Directory:What the Bleep Do We Know!?
What the Bleep Do We Know!? (also written What tнe #$*! Dө ωΣ (k) πow!? and What the #$*! Do We Know!?) is a film made in 2004 (released in an extended DVD version in 2006) that has provoked a storm of controversy for its misrepresentation of mysticism as science. The film tells the story of a deaf photographer struggling with her life after divorce and depression. It is mixed with clips presenting scientific facts in an educational or documentary manner (including interviews with genuine experts), together with philosophical interpretations of these facts by non-experts, as well as claims, presented in the same documentary style, that are not factual at all. The film concludes with an affirmation of the existence and of the centrality of God and of the freedom of the human spirit.

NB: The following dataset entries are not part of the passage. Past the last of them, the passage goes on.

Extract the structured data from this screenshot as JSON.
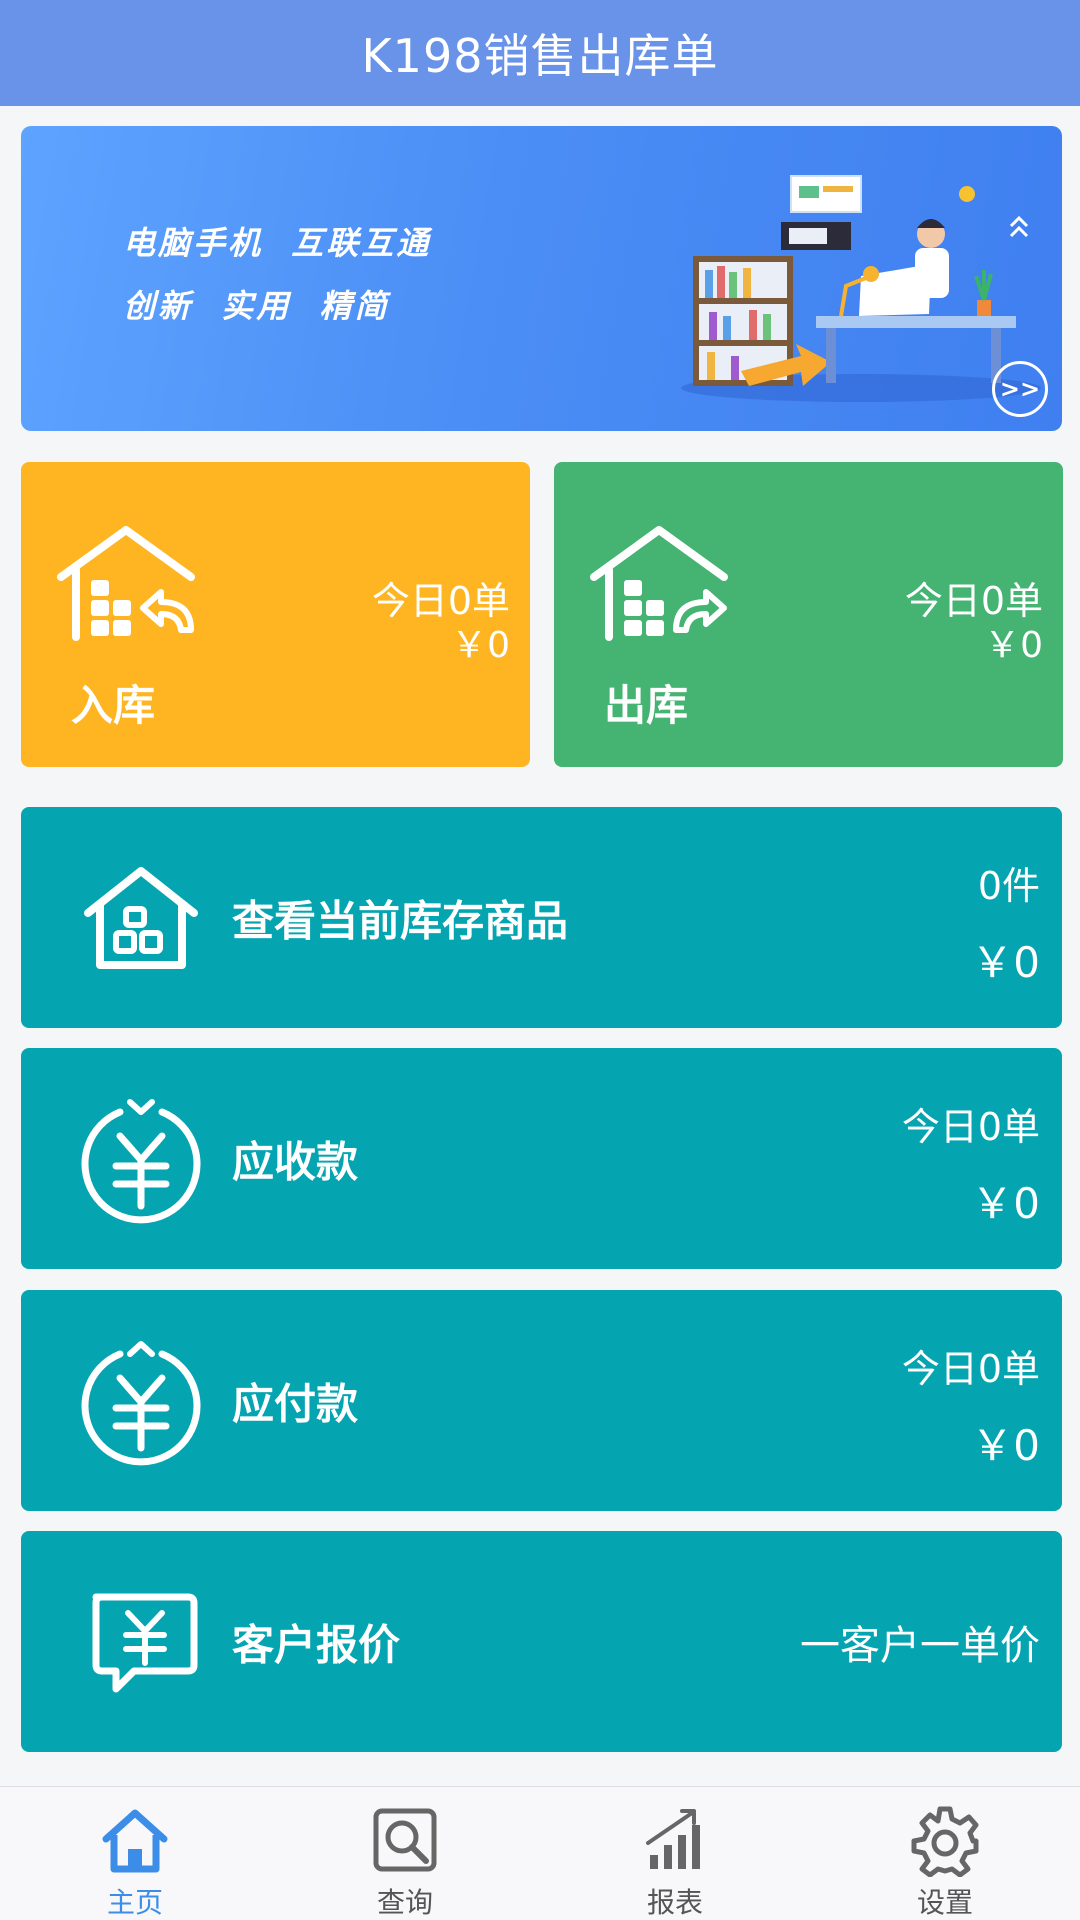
{
  "header": {
    "title": "K198销售出库单"
  },
  "banner": {
    "line1": "电脑手机  互联互通",
    "line2": "创新  实用  精简",
    "more_label": ">>"
  },
  "tiles": {
    "stock_in": {
      "label": "入库",
      "count": "今日0单",
      "amount": "￥0",
      "color": "#ffb522"
    },
    "stock_out": {
      "label": "出库",
      "count": "今日0单",
      "amount": "￥0",
      "color": "#45b372"
    }
  },
  "rows": {
    "inventory": {
      "label": "查看当前库存商品",
      "top": "0件",
      "bottom": "￥0"
    },
    "receivable": {
      "label": "应收款",
      "top": "今日0单",
      "bottom": "￥0"
    },
    "payable": {
      "label": "应付款",
      "top": "今日0单",
      "bottom": "￥0"
    },
    "quote": {
      "label": "客户报价",
      "right": "一客户一单价"
    }
  },
  "nav": [
    {
      "label": "主页",
      "icon": "home-icon",
      "active": true
    },
    {
      "label": "查询",
      "icon": "search-icon",
      "active": false
    },
    {
      "label": "报表",
      "icon": "chart-icon",
      "active": false
    },
    {
      "label": "设置",
      "icon": "gear-icon",
      "active": false
    }
  ],
  "colors": {
    "header": "#6893e8",
    "teal": "#04a4b1",
    "active_nav": "#3b8de8"
  }
}
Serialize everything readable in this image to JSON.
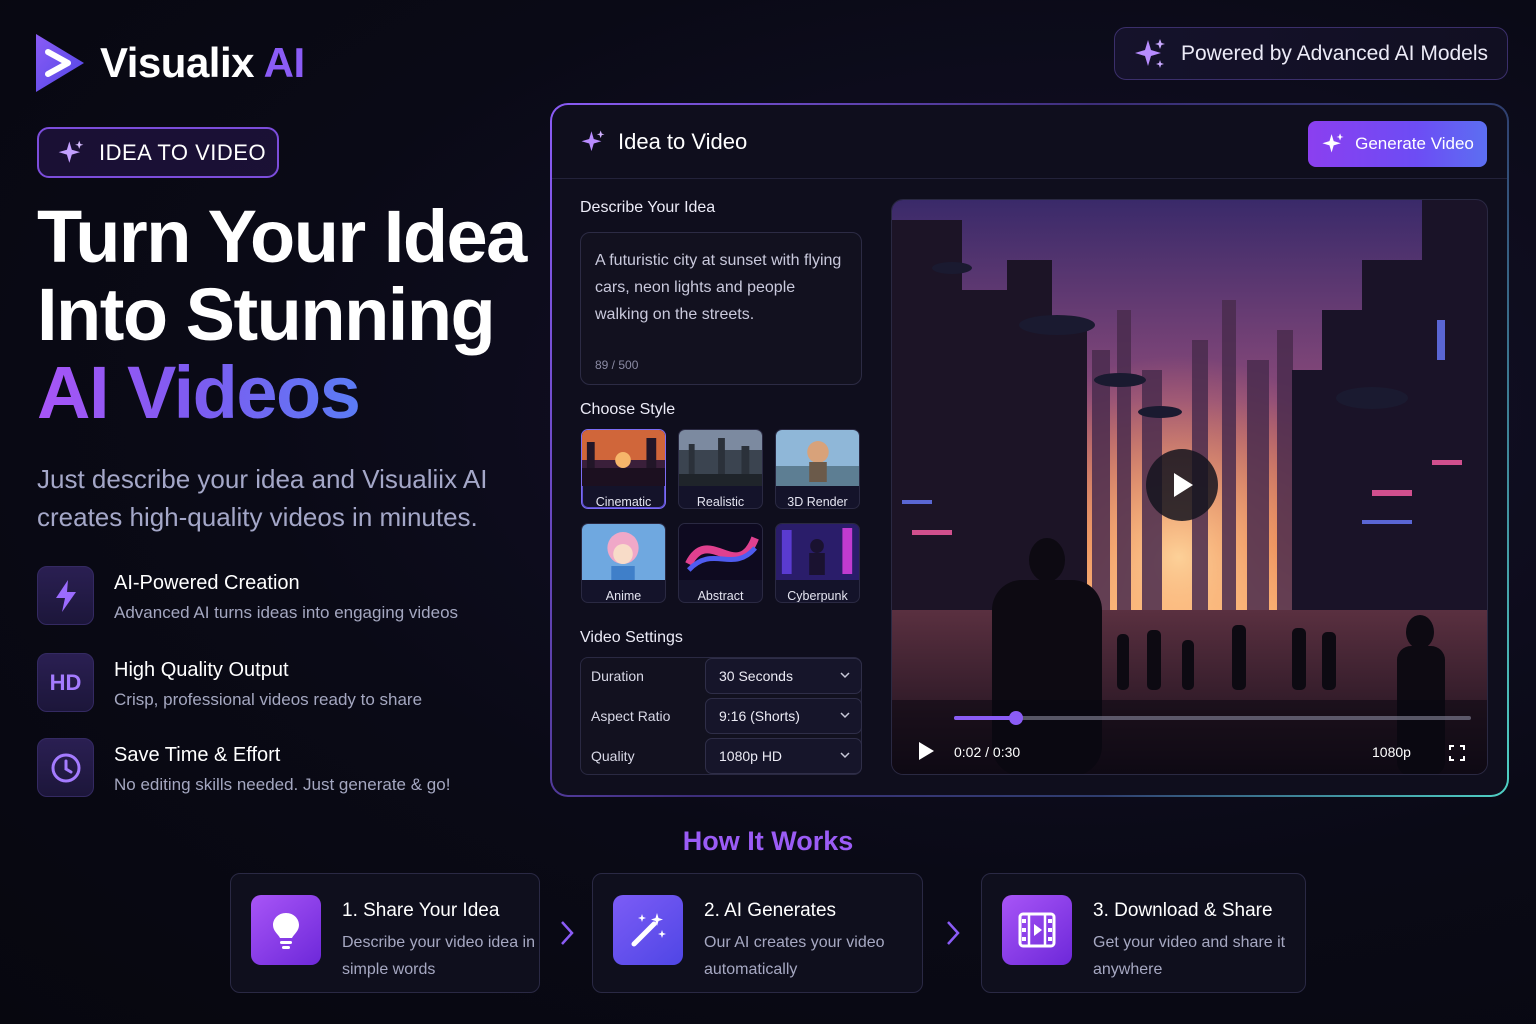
{
  "brand": {
    "name": "Visualix",
    "name_accent": "AI"
  },
  "powered_badge": "Powered by Advanced AI Models",
  "hero": {
    "tag": "IDEA TO VIDEO",
    "headline_line1": "Turn Your Idea",
    "headline_line2": "Into Stunning",
    "headline_line3": "AI Videos",
    "subtitle": "Just describe your idea and Visualiix AI creates high-quality videos in minutes."
  },
  "features": [
    {
      "icon": "lightning-icon",
      "title": "AI-Powered Creation",
      "desc": "Advanced AI turns ideas into engaging videos"
    },
    {
      "icon": "hd-icon",
      "badge": "HD",
      "title": "High Quality Output",
      "desc": "Crisp, professional videos ready to share"
    },
    {
      "icon": "clock-icon",
      "title": "Save Time & Effort",
      "desc": "No editing skills needed. Just generate & go!"
    }
  ],
  "panel": {
    "title": "Idea to Video",
    "generate_label": "Generate Video",
    "describe_label": "Describe Your Idea",
    "idea_text": "A futuristic city at sunset with flying cars, neon lights and people walking on the streets.",
    "char_count": "89 / 500",
    "style_label": "Choose Style",
    "styles": [
      {
        "name": "Cinematic",
        "selected": true
      },
      {
        "name": "Realistic",
        "selected": false
      },
      {
        "name": "3D Render",
        "selected": false
      },
      {
        "name": "Anime",
        "selected": false
      },
      {
        "name": "Abstract",
        "selected": false
      },
      {
        "name": "Cyberpunk",
        "selected": false
      }
    ],
    "settings_label": "Video Settings",
    "settings": [
      {
        "name": "Duration",
        "value": "30 Seconds"
      },
      {
        "name": "Aspect Ratio",
        "value": "9:16 (Shorts)"
      },
      {
        "name": "Quality",
        "value": "1080p HD"
      }
    ]
  },
  "video": {
    "time": "0:02 / 0:30",
    "resolution": "1080p",
    "progress": 0.12
  },
  "how": {
    "title": "How It Works",
    "steps": [
      {
        "icon": "lightbulb-icon",
        "title": "1. Share Your Idea",
        "desc": "Describe your video idea in simple words"
      },
      {
        "icon": "magic-wand-icon",
        "title": "2. AI Generates",
        "desc": "Our AI creates your video automatically"
      },
      {
        "icon": "film-icon",
        "title": "3. Download & Share",
        "desc": "Get your video and share it anywhere"
      }
    ]
  },
  "colors": {
    "accent": "#8b5cf6",
    "accent_blue": "#5b7cf5",
    "background": "#0a0a16"
  }
}
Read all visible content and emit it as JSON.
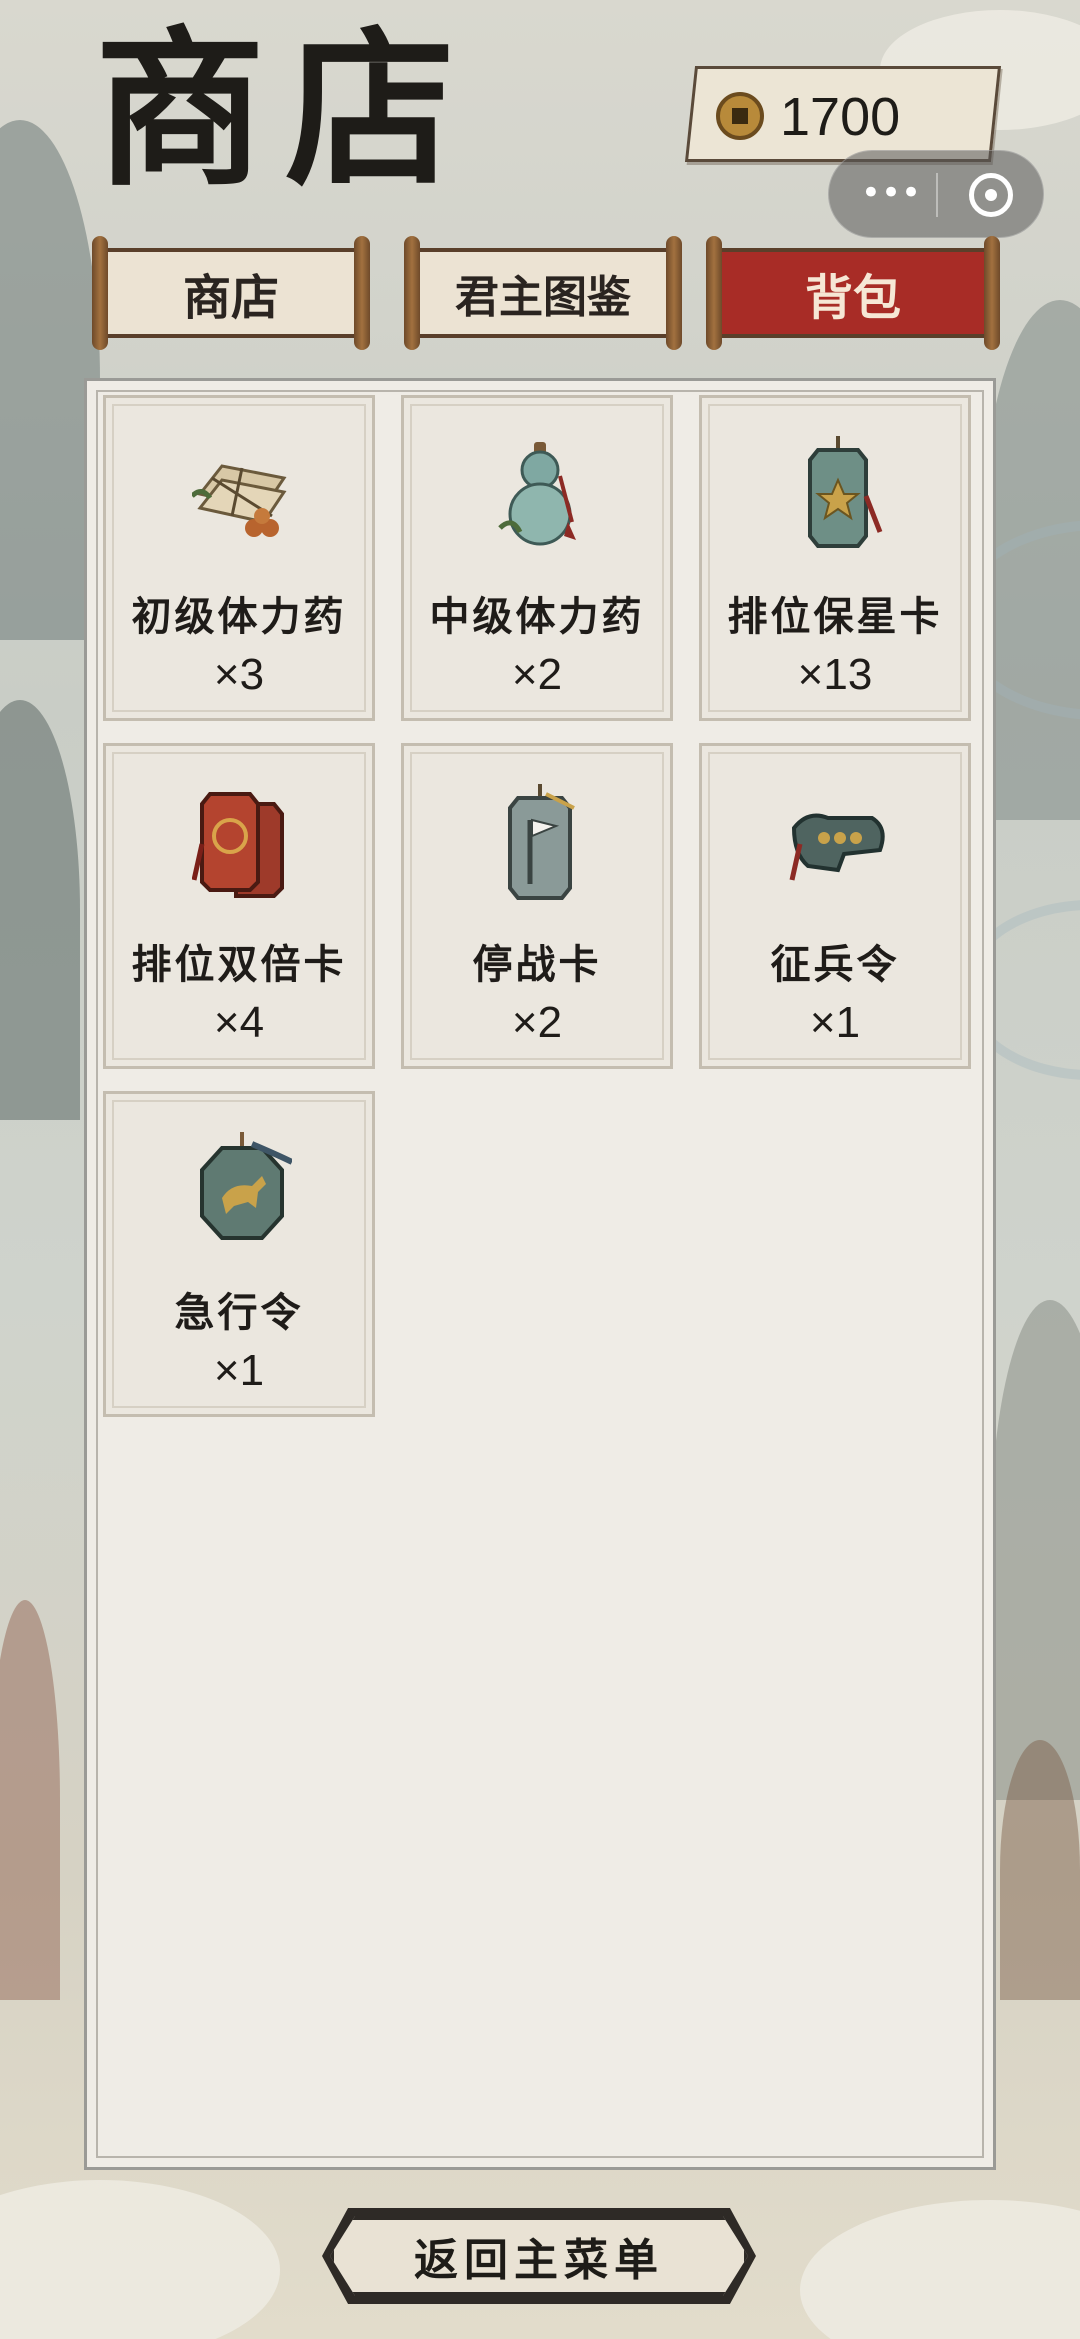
{
  "header": {
    "title": "商店",
    "currency": {
      "icon": "coin-icon",
      "value": "1700"
    }
  },
  "system_capsule": {
    "more_icon": "•••",
    "close_icon": "target-icon"
  },
  "tabs": [
    {
      "label": "商店",
      "active": false
    },
    {
      "label": "君主图鉴",
      "active": false
    },
    {
      "label": "背包",
      "active": true
    }
  ],
  "inventory": {
    "items": [
      {
        "name": "初级体力药",
        "count": "×3",
        "icon": "herb-bundle-icon"
      },
      {
        "name": "中级体力药",
        "count": "×2",
        "icon": "gourd-icon"
      },
      {
        "name": "排位保星卡",
        "count": "×13",
        "icon": "star-tablet-icon"
      },
      {
        "name": "排位双倍卡",
        "count": "×4",
        "icon": "double-tablet-icon"
      },
      {
        "name": "停战卡",
        "count": "×2",
        "icon": "white-flag-tablet-icon"
      },
      {
        "name": "征兵令",
        "count": "×1",
        "icon": "soldier-token-icon"
      },
      {
        "name": "急行令",
        "count": "×1",
        "icon": "horse-token-icon"
      }
    ]
  },
  "footer": {
    "back_label": "返回主菜单"
  },
  "colors": {
    "active_tab": "#a82c26",
    "panel": "#efece6",
    "text": "#1f1c19"
  }
}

The film proved enormously popular, playing to full houses across the United States and winning several independent film awards before being picked up by a major distributor eventually grossing over $10 million.It was praised by Madonna as "incredibly thought-provoking and inspiring," and won widespread support and acclaim in the New Age community. However, it has been criticised as fraudulent for presenting speculation and unsupported opinion as if it were established science, mixing mainstream scientific views with mysticism, and exploiting people's fascination with and belief in science while at the same distorting and falsifying its claims. One of the experts interviewed in the film complained that his interview had been edited in such a way as to completely suppress (and indeed to reverse) his actual views. Sceptics such as James Randi described the film as "[a] rampant example of abuse by charlatans and cults." The Committee for Sceptical Inquiry dismissed it as "a hodgepodge of all kinds of crackpot nonsense". A BBC reviewer described it as "a documentary aimed at the totally gullible." 
The article on this film was the subject of a long and protracted editorial dispute between sceptics and new age types, running from 2005 to the time of writing (July 2008). The result was the usual Wikipedia hodgepodge: a laundry list of pros and cons, festooned with citations and sources and with no discernible thread.